Vejam só os exemplos…!

Desde o malogrado episódio da aluna da Escola Carolina Michaelis que se tem dito e escrito um aglomerado de disparates e sofismas a propósito de indisciplina e violência nas escolas, como da educação em geral. Os programas e debates que se têm gerado, para não variar, têm ficado sempre aquém do esclarecimento que é devido e necessário. Não me surpreende, pois vivemos num país em que todos, e qualquer um, seguidos dos seus séquitos, opinam sobre tudo e mais alguma coisa. Acusam-se os pais, os professores, os media, a Al qaeda, as FARC, enfim, a sociedade em geral. A esta lista, justiça se faça ao juntar os políticos.
No passado dia 3, no programa Corredor do Poder, da RTP1, assistiu-se em directo (e sem recurso a vídeos amadores e furtivos) a um exemplo claro e confrangedor de indisciplina. Imaginem que, nem a propósito, este era um dos temas, no momento, em debate. Eis alguns dos exemplos prestados por alguns dos elementos do painel de comentadores, lembre-se, representantes de partidos com assento parlamentar, perante milhares de telespectadores: corte sistemático da palavra; elevação do tom de voz (nalguns casos a roçar a gritaria); troca de acusações de demagogia e mentira; conversas paralelas e sobrepostas; discursos agressivos e vociferados, entre outros. Tudo isto se passava sem que a professora, perdão, a moderadora, conseguisse impor respeito na aula, perdão, no estúdio. Faltou-lhe um “dêem-me a palavra, já!”.
Imaginem o que pensaria a jovem do caso do telemóvel (bem como outros) se tivesse assistido ao dito programa! Teria provavelmente visto no comportamento daqueles actores algumas razões que legitimariam o reprovável comportamento que teve para com a sua professora.

sábado, 22 de março de 2008

Da gestão democrática à gestão
tecnocrática e centralizada

A discussão que se tem produzido em torno da questão da avaliação dos professores tem feito esquecer uma bem mais importante e preocupante. Refiro-me ao modelo de autonomia e gestão dos estabelecimentos escolares do ensino público que o governo pretende implementar, e que dá pelo nome de Regime Jurídico de Autonomia, Administração e Gestão dos Estabelecimentos Públicos da Educação Pré-Escolar e dos Ensinos Básico e Secundário. Ufa! Só de citá-lo fiquei… ofegante!

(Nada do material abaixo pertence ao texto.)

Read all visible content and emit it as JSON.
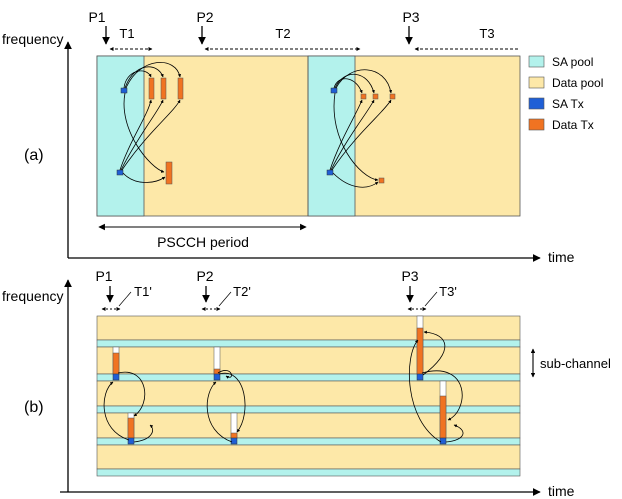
{
  "panel_a": {
    "label": "(a)",
    "y_axis_label": "frequency",
    "x_axis_label": "time",
    "points": [
      "P1",
      "P2",
      "P3"
    ],
    "periods": [
      "T1",
      "T2",
      "T3"
    ],
    "pscch_period_label": "PSCCH period"
  },
  "panel_b": {
    "label": "(b)",
    "y_axis_label": "frequency",
    "x_axis_label": "time",
    "points": [
      "P1",
      "P2",
      "P3"
    ],
    "periods": [
      "T1'",
      "T2'",
      "T3'"
    ],
    "subchannel_label": "sub-channel"
  },
  "legend": [
    {
      "label": "SA pool",
      "color": "#b3f2ec"
    },
    {
      "label": "Data pool",
      "color": "#fde8a8"
    },
    {
      "label": "SA Tx",
      "color": "#1f5fd6"
    },
    {
      "label": "Data Tx",
      "color": "#f07322"
    }
  ],
  "colors": {
    "sa_pool": "#b3f2ec",
    "data_pool": "#fde8a8",
    "sa_tx": "#1f5fd6",
    "data_tx": "#f07322",
    "outline": "#555555"
  }
}
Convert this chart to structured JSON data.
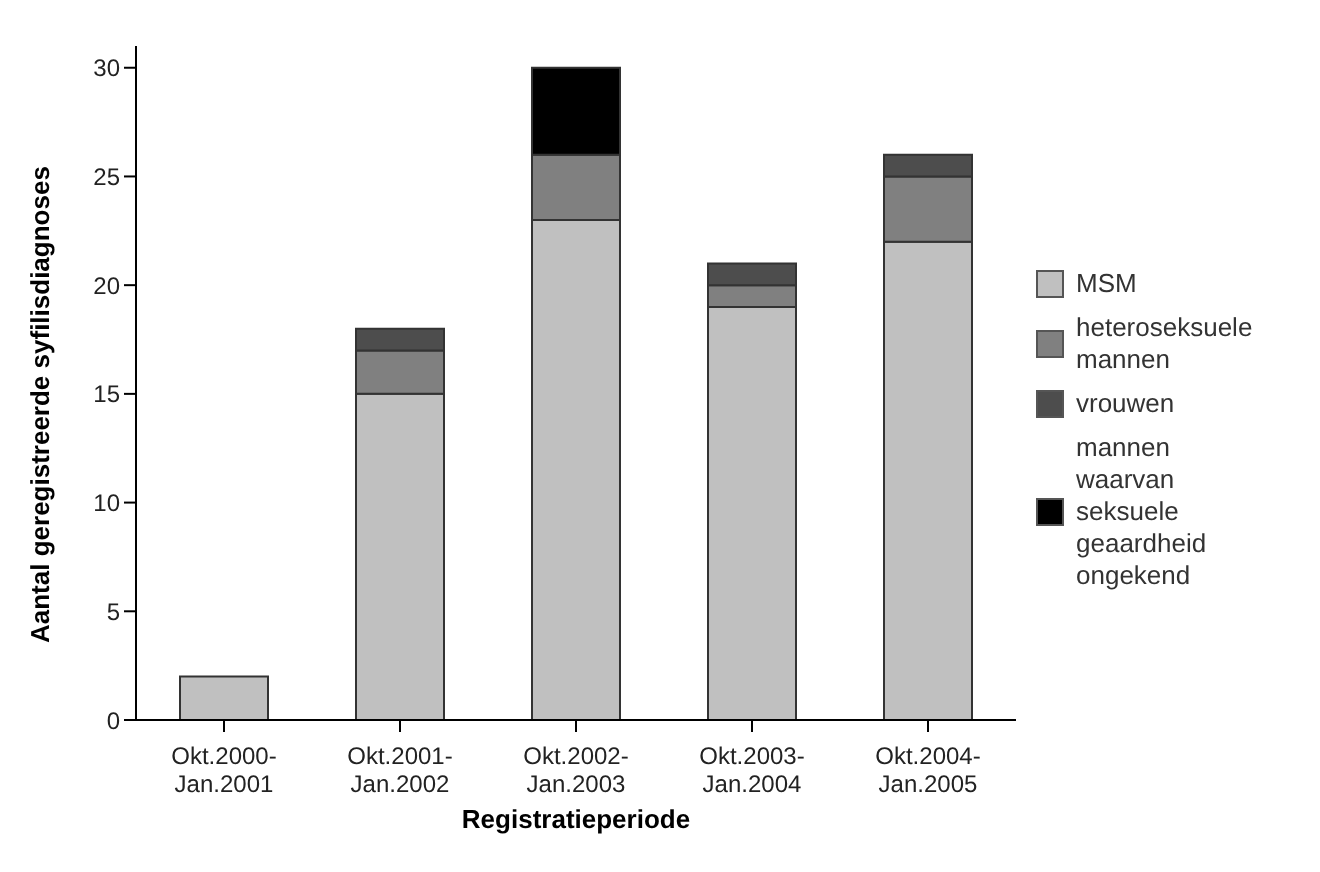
{
  "chart_data": {
    "type": "bar",
    "stacked": true,
    "xlabel": "Registratieperiode",
    "ylabel": "Aantal geregistreerde syfilisdiagnoses",
    "categories": [
      "Okt.2000-Jan.2001",
      "Okt.2001-Jan.2002",
      "Okt.2002-Jan.2003",
      "Okt.2003-Jan.2004",
      "Okt.2004-Jan.2005"
    ],
    "series": [
      {
        "name": "MSM",
        "color": "#c0c0c0",
        "values": [
          2,
          15,
          23,
          19,
          22
        ]
      },
      {
        "name": "heteroseksuele mannen",
        "color": "#808080",
        "values": [
          0,
          2,
          3,
          1,
          3
        ]
      },
      {
        "name": "vrouwen",
        "color": "#4d4d4d",
        "values": [
          0,
          1,
          0,
          1,
          1
        ]
      },
      {
        "name": "mannen waarvan seksuele geaardheid ongekend",
        "color": "#000000",
        "values": [
          0,
          0,
          4,
          0,
          0
        ]
      }
    ],
    "ylim": [
      0,
      31
    ],
    "yticks": [
      0,
      5,
      10,
      15,
      20,
      25,
      30
    ],
    "grid": false,
    "legend": "right"
  }
}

Tal projecto de decreto-lei – curiosamente aprovado pelo Conselho de Ministros em pleno período de férias de Natal, e colocado à discussão pública num reduzido espaço de tempo[1] –, se para os mais vigilantes levanta algumas dúvidas, já para os especialistas em gestão e administração escolar revela várias certezas.
Não me irei debruçar em pormenor sobre o documento em causa, porque alguém bem mais habilitado do que eu já o fez, e com toda a seriedade[2]. A altercação que pretendo levantar tem como principal propósito, convidar o leitor a reflectir sobre algumas ambiguidades e suspeitas que o documento em causa suscita.

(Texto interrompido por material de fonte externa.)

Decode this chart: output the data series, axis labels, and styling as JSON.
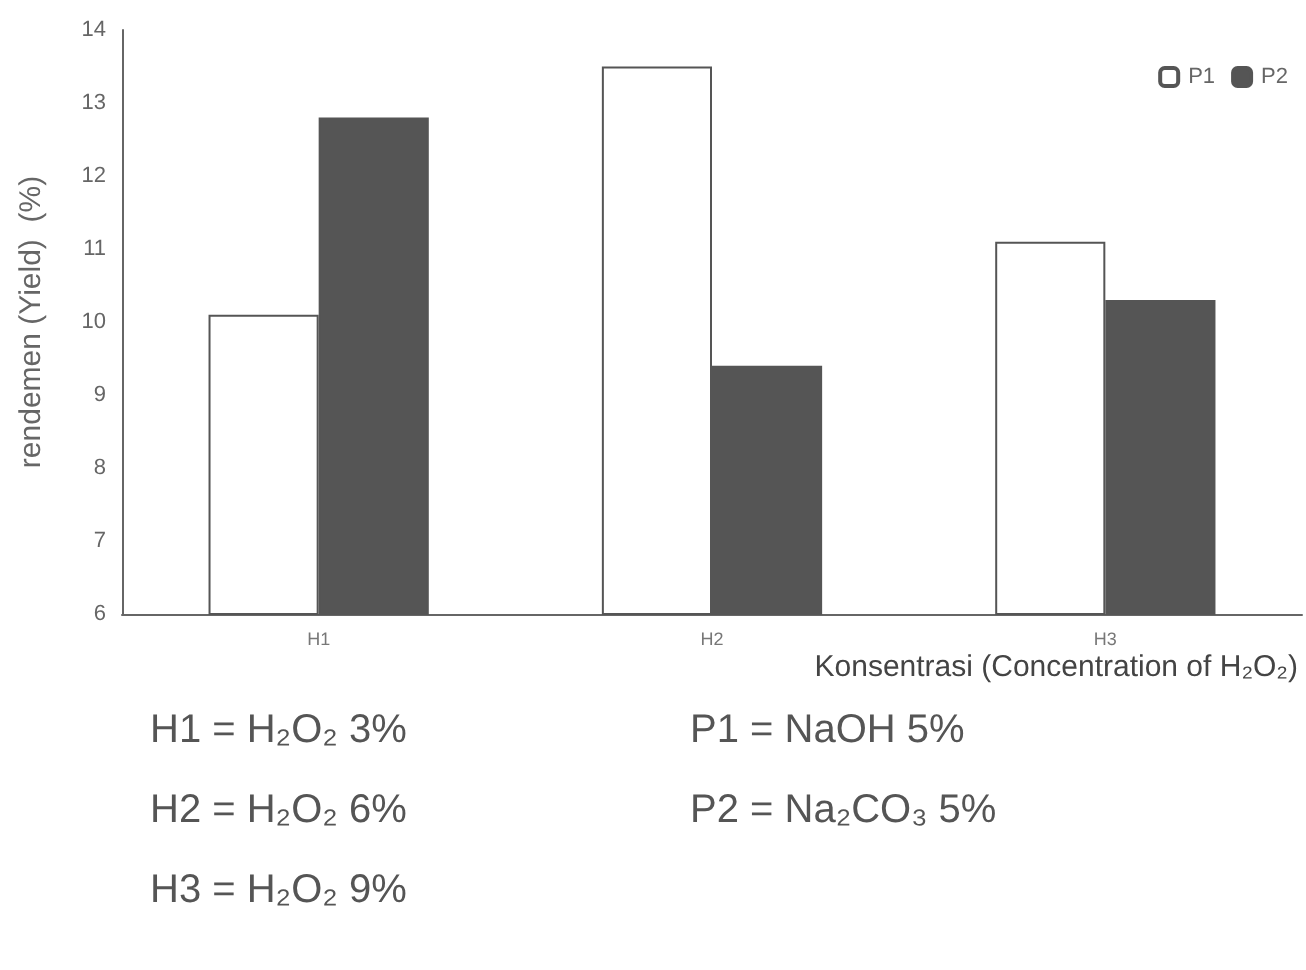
{
  "chart_data": {
    "type": "bar",
    "categories": [
      "H1",
      "H2",
      "H3"
    ],
    "series": [
      {
        "name": "P1",
        "color": "#ffffff",
        "values": [
          10.1,
          13.5,
          11.1
        ]
      },
      {
        "name": "P2",
        "color": "#555555",
        "values": [
          12.8,
          9.4,
          10.3
        ]
      }
    ],
    "xlabel": "Konsentrasi (Concentration of H₂O₂)",
    "ylabel": "rendemen (Yield)  (%)",
    "ylim": [
      6,
      14
    ],
    "yticks": [
      6,
      7,
      8,
      9,
      10,
      11,
      12,
      13,
      14
    ],
    "grid": false,
    "legend": "top right",
    "annotations": [
      "H1 = H₂O₂ 3%",
      "H2 = H₂O₂ 6%",
      "H3 = H₂O₂ 9%",
      "P1 = NaOH 5%",
      "P2 = Na₂CO₃ 5%"
    ]
  }
}
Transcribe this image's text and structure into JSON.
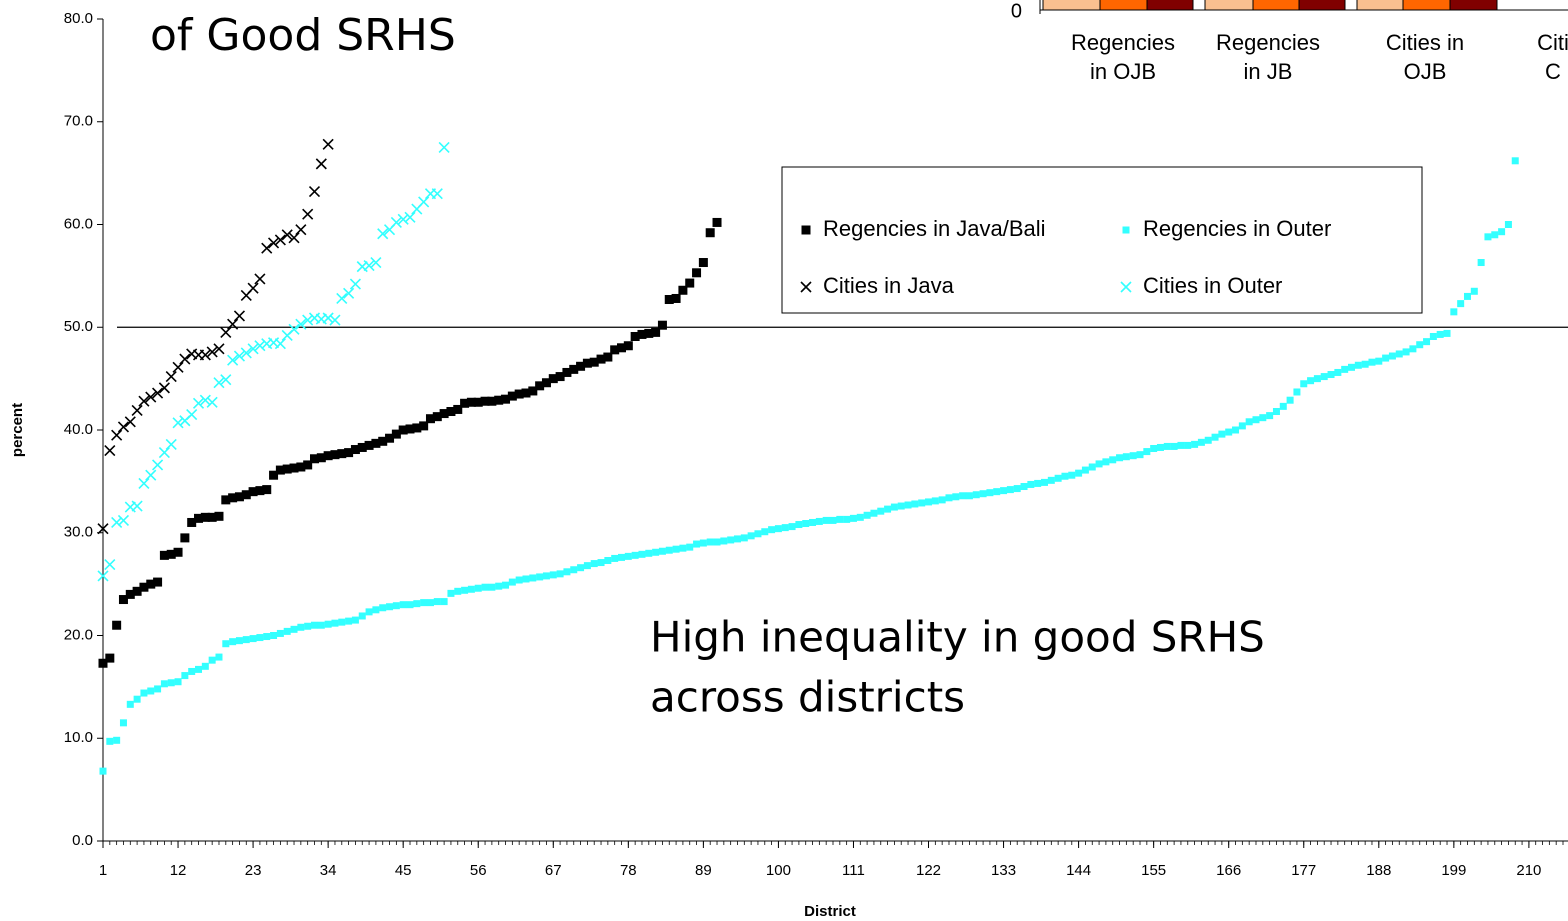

No preâmbulo do referido decreto-lei, o governo justifica a revisão do Regime Jurídico de Autonomia, Administração e Gestão das escolas com três objectivos: (i) “reforçar a participação das famílias e comunidades na direcção estratégica dos estabelecimentos de ensino”; (ii) “criar condições para que se afirmem boas lideranças e lideranças fortes”, e (iii) reforçar a autonomia das escolas. Uma consulta ao diploma em vigor, o Decreto-Lei nº 115-A/98, de 4 de Maio, permite-nos, desde logo, duvidar da premência de um novo diploma. Como faz notar João Barroso (2008) no seu parecer, as alterações positivas referenciadas «podiam ser introduzidas como revisão do diploma em vigor sem justificar a sua total substituição»[3].

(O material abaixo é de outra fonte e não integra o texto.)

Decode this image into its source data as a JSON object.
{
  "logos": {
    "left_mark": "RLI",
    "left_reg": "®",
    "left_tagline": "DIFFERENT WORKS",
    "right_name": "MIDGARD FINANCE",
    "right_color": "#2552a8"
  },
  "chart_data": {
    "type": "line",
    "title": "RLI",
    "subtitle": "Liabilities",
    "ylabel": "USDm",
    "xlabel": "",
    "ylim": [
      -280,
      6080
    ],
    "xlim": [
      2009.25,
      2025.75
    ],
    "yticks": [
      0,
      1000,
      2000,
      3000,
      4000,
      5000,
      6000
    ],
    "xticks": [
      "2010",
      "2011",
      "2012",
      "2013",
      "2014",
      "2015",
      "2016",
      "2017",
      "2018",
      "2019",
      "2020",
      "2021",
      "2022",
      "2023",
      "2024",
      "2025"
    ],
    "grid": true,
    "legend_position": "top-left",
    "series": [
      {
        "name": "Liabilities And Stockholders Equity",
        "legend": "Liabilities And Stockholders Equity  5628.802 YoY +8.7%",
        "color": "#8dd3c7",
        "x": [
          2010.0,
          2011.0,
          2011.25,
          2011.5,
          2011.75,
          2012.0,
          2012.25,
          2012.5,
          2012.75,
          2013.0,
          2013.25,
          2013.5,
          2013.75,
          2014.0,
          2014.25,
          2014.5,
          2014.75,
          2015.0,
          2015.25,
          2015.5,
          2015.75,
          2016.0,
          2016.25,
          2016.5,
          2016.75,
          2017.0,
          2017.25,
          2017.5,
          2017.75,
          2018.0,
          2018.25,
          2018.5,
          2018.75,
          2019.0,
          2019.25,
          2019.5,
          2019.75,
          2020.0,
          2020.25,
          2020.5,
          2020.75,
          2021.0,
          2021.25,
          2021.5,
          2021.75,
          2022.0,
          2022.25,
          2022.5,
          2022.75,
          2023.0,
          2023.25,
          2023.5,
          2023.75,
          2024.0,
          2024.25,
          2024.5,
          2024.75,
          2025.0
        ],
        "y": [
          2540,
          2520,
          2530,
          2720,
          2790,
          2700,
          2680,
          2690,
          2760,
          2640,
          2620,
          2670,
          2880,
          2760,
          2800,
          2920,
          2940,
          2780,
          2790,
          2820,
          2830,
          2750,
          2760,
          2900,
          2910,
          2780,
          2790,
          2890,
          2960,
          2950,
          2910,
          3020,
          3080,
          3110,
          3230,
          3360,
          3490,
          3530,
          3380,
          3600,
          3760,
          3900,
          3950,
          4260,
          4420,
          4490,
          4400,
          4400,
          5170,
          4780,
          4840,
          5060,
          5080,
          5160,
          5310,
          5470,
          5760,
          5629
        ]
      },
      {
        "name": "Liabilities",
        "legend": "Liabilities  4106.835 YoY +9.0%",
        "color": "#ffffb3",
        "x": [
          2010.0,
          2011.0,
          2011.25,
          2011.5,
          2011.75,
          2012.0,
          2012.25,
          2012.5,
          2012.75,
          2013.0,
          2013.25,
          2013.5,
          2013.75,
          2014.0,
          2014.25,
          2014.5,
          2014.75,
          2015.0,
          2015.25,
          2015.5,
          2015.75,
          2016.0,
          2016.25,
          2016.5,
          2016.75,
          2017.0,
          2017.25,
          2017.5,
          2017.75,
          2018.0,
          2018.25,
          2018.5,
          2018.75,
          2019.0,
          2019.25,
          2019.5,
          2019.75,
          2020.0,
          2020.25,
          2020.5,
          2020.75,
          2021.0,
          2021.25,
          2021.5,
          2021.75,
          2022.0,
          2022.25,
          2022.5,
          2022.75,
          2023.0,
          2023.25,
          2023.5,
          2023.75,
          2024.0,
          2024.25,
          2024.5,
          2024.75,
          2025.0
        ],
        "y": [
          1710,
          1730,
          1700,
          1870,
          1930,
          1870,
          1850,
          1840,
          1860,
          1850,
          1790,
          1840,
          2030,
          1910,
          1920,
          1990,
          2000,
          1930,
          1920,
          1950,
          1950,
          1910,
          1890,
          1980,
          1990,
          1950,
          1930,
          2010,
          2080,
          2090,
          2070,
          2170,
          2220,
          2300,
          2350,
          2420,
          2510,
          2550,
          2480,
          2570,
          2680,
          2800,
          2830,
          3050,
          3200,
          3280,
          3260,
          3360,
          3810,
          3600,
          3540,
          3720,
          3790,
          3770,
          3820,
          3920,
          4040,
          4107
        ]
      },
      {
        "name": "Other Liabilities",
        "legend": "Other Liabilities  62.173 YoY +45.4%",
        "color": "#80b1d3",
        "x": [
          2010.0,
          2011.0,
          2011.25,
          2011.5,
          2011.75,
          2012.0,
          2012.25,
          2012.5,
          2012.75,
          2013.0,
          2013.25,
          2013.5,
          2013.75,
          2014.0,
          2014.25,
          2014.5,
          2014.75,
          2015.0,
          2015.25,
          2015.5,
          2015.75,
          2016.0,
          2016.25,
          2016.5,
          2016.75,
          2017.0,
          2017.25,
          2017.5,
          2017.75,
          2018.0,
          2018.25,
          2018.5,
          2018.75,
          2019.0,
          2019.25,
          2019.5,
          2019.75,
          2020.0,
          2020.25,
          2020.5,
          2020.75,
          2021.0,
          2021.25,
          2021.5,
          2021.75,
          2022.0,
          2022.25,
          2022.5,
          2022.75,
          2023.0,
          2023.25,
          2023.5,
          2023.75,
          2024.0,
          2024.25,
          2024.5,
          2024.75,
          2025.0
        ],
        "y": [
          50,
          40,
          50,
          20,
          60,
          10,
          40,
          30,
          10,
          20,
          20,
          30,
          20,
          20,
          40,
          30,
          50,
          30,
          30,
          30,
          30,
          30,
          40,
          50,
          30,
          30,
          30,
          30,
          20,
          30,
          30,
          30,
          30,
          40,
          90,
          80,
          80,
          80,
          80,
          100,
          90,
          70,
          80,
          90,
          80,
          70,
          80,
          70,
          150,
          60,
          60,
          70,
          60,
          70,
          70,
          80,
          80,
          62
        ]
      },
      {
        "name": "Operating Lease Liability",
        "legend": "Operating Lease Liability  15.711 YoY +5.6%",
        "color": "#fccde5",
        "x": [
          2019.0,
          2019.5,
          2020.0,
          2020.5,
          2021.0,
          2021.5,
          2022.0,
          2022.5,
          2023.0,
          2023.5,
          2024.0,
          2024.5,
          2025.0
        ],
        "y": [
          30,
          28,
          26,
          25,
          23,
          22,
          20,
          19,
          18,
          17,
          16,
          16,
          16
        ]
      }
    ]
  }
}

Comecemos pelo primeiro objectivo. Conhecida que é a tradição, no nosso país, em matéria de participação das famílias e da comunidade na dinâmica escolar, bem como as razões a ela inerentes, é caso para manter algumas reservas quanto ao estímulo que o novo diploma diz pretender acalentar. Por outro lado, está ainda por provar que o aumento da representação destes agentes no designado Conselho Geral se venha a traduzir num maior e mais eficaz envolvimento nas responsabilidades educativas. A este respeito, João Barroso (2008) lembra que «mesmo em países onde os direitos de intervenção das famílias na gestão das escolas são superiores, a participação é persistentemente deficitária e os seus efeitos reguladores ficam sempre aquém dos vaticínios do legislador»[4].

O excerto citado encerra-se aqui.